Virginie MartinOn a fabriqué un produit politico-médiatique avec Emmanuel Macron. L'influence des médias sur le comportement électoral est réelle. Il me semble que se met en place, auprès des électeurs PS, l'illusion du vote utile, qui traduit cette influence des sondages sur les électeurs.

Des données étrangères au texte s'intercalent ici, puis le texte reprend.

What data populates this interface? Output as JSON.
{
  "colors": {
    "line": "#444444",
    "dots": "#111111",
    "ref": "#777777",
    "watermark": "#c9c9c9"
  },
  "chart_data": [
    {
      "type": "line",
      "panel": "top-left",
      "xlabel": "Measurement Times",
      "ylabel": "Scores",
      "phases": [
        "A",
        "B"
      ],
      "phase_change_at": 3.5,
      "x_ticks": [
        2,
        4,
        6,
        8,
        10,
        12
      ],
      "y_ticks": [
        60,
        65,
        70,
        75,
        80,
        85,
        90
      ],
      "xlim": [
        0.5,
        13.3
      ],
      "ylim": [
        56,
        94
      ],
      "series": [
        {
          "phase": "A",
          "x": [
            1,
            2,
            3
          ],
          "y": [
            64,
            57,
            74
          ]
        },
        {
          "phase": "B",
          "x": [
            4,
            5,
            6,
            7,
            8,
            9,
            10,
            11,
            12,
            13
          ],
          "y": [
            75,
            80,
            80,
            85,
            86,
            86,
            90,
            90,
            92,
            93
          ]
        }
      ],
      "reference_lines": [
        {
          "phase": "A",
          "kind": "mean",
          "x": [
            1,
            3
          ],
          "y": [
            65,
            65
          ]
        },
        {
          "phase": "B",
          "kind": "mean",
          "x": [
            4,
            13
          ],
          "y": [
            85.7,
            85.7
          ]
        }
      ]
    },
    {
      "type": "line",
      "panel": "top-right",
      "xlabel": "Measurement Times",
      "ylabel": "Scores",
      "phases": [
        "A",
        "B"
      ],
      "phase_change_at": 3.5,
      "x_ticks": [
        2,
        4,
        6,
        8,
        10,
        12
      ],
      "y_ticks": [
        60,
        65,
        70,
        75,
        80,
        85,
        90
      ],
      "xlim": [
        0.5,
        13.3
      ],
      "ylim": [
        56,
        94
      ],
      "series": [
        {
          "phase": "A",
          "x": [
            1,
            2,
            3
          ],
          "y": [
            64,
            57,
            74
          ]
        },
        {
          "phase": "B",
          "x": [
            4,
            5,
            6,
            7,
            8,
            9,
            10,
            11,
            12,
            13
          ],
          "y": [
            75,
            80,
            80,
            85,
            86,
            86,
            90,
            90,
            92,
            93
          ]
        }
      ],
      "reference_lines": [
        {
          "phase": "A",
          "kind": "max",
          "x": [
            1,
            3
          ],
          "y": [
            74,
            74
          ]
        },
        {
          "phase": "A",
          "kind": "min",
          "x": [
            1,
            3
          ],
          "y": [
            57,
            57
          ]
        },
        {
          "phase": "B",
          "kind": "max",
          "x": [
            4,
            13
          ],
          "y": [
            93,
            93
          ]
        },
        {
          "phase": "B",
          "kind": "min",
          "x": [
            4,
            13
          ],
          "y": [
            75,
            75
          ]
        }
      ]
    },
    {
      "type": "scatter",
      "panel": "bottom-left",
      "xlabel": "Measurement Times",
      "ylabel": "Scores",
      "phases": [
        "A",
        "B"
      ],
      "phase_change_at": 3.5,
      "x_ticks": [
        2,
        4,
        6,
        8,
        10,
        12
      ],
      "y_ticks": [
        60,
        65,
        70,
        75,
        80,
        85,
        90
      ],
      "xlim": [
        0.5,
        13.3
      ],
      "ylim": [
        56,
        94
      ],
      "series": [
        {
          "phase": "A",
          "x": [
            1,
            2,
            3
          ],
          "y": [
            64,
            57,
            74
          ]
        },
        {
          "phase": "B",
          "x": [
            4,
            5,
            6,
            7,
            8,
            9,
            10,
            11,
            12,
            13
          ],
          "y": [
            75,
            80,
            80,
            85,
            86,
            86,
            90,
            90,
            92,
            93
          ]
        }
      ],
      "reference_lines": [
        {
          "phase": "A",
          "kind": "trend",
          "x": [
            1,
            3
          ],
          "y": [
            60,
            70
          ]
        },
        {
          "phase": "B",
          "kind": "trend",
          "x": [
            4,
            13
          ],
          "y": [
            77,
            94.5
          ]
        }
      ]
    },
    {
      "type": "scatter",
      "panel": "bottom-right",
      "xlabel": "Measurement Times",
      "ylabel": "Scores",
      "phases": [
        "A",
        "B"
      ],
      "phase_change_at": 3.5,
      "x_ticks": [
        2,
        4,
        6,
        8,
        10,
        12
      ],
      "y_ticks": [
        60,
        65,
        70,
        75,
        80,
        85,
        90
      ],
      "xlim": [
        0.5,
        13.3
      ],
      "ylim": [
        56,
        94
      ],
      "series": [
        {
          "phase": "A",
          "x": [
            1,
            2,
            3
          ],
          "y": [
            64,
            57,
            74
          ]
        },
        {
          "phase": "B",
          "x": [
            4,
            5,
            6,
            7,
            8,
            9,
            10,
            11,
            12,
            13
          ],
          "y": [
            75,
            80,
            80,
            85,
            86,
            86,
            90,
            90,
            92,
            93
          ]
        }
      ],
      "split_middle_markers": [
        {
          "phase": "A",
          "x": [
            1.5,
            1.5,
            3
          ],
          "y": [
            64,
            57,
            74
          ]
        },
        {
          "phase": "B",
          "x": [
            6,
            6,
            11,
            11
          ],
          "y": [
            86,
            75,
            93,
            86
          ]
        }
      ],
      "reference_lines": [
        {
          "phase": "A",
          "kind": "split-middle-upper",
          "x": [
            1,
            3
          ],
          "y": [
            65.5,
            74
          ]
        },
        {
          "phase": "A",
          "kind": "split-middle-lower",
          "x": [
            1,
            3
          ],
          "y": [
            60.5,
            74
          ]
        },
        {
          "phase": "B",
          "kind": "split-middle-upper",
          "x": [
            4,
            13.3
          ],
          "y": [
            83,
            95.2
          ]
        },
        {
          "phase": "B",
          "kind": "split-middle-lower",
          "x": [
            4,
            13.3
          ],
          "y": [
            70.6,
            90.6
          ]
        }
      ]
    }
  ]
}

Il faut bien avoir en tête que l'effacement du clivage gauche/droite laissera la place au clivage système/anti-système. Ainsi, vous alternerez quasi-obligatoirement entre Emmanuel Macron et ses affiliés ou Marine Le Pen, ce qui est très dangereux. Quand vous faites des projections de dynamique au deuxième tour de la présidentielle, et dans le cas où nous nous retrouvions avec François Fillon et Marine Le Pen, un front républicain pourrait alors se former autour de la droite même si le résultat pourrait être, dans ce cas, très serré. Toujours en termes de dynamique, dans le cadre d'un affrontement Le Pen-Hamon, le candidat PS peut espérer récupérer le vote de tous les électorats de gauche, ce qui est normal ; l'aile droite d'Emmanuel Macron pourrait même envisager de rallier le candidat socialiste dans ce cas de figure. La troisième dynamique, qui me semble être la plus fragile, est celle qui verrait Emmanuel Macron affronter Marine Le Pen. Pensez-vous que dans ce cas, les électeurs de Jean-Luc Mélenchon ou ceux de François Fillon iraient voter pour Emmanuel Macron comme un seul homme ? Certainement pas. À cause des caractéristiques inhérentes au clivage système/anti-système, le candidat le plus fragile apparaît être Emmanuel Macron.